Plauener Stadtrat gespalten

Ähnlich geht der Plauener OB Ralf Oberdorfer mit den Stadträten um. Über die Zukunft des Theaters soll kommenden Dienstag entschieden werden. Da von dem Beschluss auch abhängt, ob im neuen Jahr Zuschüsse der Staatsregierung zu erwarten sind, ist das wirklich ein massiver Zeitdruck. Konkret geht es um einen neuen Grundlagenvertrag, der zwischen der Zwickauer Oberbürgermeisterin Pia Findeis und dem Plauener OB verabredet und in Zwickau bereits beschlossen wurde. Er stellt Plauen finanziell zwar günstiger, dafür wird das Mitspracherecht aber radikal beschnitten. Im Aufsichtsrat soll aus dem paritätischen Stimmenverhältnis von 5:5 eine deutliche Mehrheit für Zwickau werden, nämlich 7:3. Wir haben mehrfach darüber berichtet.
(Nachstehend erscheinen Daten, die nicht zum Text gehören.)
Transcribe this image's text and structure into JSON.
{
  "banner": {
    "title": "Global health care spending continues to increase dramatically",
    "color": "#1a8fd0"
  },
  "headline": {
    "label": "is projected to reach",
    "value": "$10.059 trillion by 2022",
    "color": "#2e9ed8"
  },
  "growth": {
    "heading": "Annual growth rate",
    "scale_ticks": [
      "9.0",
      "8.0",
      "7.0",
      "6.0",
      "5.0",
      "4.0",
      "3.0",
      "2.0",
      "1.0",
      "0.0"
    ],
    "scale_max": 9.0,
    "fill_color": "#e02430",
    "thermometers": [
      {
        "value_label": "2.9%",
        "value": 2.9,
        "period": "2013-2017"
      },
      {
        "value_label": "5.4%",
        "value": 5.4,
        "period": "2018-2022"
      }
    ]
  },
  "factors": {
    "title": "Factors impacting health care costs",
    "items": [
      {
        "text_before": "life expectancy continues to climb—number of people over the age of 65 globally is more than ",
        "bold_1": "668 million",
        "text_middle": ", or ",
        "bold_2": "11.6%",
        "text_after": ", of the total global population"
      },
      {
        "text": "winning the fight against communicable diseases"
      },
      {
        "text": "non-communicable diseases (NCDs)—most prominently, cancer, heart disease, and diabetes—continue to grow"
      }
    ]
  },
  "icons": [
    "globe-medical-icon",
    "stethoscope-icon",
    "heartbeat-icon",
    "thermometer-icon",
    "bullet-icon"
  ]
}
 Das Problem: Ohne neuen Grundlagenvertrag keine Millionen aus Dresden. Ohne Millionen aus Dresden keine bessere Bezahlung der Theatermitarbeiter. Sie sollen endlich wieder nach Tarif bezahlt werden und nicht mehr nach einem Haustarifvertrag mit schlechterer Bezahlung. Da ist guter Rat teuer. Die Stadträte stehen brutal unter Druck. Etwa die Hälfte der Abgeordneten will dem "Diktat" aus Zwickau den Mitarbeitern zuliebe folgen, die andere Hälfte fürchtet, dass Plauen künftig kaum mehr Einfluss aufs Theater hat. Über Spartenschließungen zum Beispiel wird künftig allein in Zwickau entschieden. Jetzt wurde die Devise ausgegeben, am Dienstag beschließen, dann den Vertrag unterschreiben und anschließend nachverhandeln. Keine gute Lösung. Es wäre genügend Zeit gewesen, die Dinge vorher zu regeln. Obwohl das Thema streng geheim verhandelt wurde, wissen wir, dass die Zwickauer keine Kompromisse wollten. Ob sie jetzt dazu bereit sind, ist eher unwahrscheinlich. Warum jetzt dieser Zeitdruck, der die Stadträte möglicherweise zu einer Entscheidung zwingt, die sie, weil zum Nachteil Plauens, eigentlich nicht wollen. Ein Schelm, der Böses dabei denkt.